I heard Andy Hunt speak tonight on "Refactoring Your Wetware at the Triangle .NET User Group. Here's the blurb on Andy's talk:
The raw material of software development is not a language, and IDE, or a tool, it's you. How we learn new technology and acquire new skills is key to our careers. Join Andy Hunt for a presentation that includes The Dreyfus Model (from his popular talk "Herding Raceshorses and Racing Sheep") and a look at how to boost your career by Integrating Brain Modalities, Accelerating Learning, and Managing the Torrent.
There were several good points throughout the talk and here's one of them. When trying to learn something new, practice SMART planning. Be sure your goals are:
Specific
Measurable
Attainable
Relevant
Trackable
But this doesn't just apply to targetted learning. It also applies to your project planning, your personal goal setting, etc. It's just good sense on many levels.
What plans do you have to improve yourself professionally this year? This quarter? How about this month? And this week? Finally, today?
Without concrete plans, you'll have trouble getting started.
If you don't take those concrete plans and break them down into daily and weekly tasks, it'll be difficult for you to finish anything.
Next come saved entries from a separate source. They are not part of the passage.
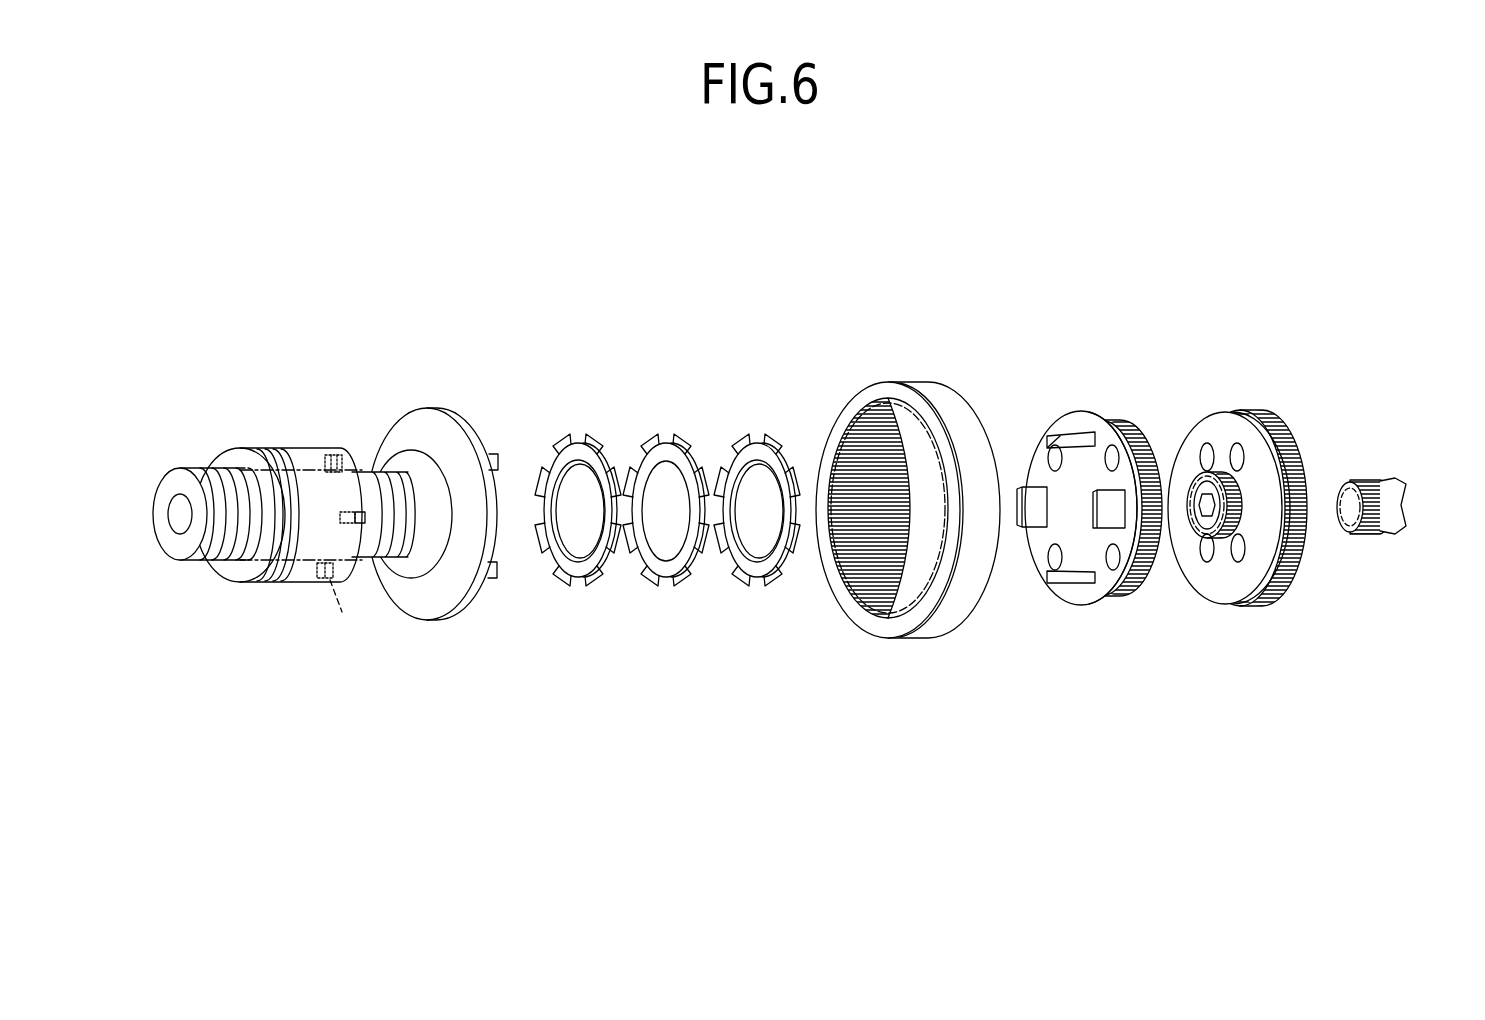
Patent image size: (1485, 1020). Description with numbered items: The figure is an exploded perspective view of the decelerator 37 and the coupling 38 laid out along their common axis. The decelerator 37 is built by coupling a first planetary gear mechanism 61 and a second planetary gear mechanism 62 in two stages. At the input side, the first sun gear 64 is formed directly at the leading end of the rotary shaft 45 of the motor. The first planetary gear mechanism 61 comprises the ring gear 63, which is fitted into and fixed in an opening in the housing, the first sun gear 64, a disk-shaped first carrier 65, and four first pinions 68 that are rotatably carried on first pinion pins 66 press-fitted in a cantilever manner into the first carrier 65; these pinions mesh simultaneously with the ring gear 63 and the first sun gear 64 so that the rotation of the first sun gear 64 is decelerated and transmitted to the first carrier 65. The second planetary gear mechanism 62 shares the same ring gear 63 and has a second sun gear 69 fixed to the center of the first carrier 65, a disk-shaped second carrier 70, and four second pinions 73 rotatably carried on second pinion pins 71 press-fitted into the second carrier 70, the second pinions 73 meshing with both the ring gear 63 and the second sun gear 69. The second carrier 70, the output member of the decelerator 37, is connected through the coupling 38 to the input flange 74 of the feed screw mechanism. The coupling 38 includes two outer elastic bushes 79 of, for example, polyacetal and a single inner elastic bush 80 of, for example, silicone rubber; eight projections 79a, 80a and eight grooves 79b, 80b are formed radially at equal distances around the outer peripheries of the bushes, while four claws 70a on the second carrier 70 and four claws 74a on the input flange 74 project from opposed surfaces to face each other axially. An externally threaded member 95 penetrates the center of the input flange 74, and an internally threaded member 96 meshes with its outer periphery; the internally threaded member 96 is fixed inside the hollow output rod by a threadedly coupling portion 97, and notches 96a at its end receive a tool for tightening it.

The decelerator 37 is at (1023, 460).
The coupling 38 is at (673, 435).
The rotary shaft 45 is at (1402, 486).
The first planetary gear mechanism 61 is at (1275, 504).
The second planetary gear mechanism 62 is at (1049, 476).
The ring gear 63 is at (923, 390).
The first sun gear 64 is at (1360, 480).
The first carrier 65 is at (1238, 588).
The first pinion pins 66 is at (1237, 443).
The first pinions 68 is at (1288, 425).
The second sun gear 69 is at (1230, 502).
The second carrier 70 is at (1020, 476).
The claws 70a is at (1063, 434).
The second pinion pins 71 is at (1050, 450).
The second pinions 73 is at (1150, 442).
The input flange 74 is at (429, 498).
The claws 74a is at (494, 456).
The outer elastic bushes 79 is at (673, 483).
The projections 79a is at (556, 448).
The grooves 79b is at (594, 442).
The inner elastic bush 80 is at (683, 485).
The projections 80a is at (656, 440).
The grooves 80b is at (690, 446).
The externally threaded member 95 is at (202, 466).
The internally threaded member 96 is at (305, 537).
The notches 96a is at (337, 452).
The threadedly coupling portion 97 is at (262, 578).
Do you want to learn a new language? Set a goal for yourself to write a "To Do" list by the end of next week. Are you polishing up your development skills? Choose to learn a new pattern by Friday. Testing? Investigate a new XUnit derivative this week.
Take responsibility for your own skillset. Don't wait for nwe skills to just fall into your lap. Take control of your career.
If you don't remember anything else, remember this. If not now, when?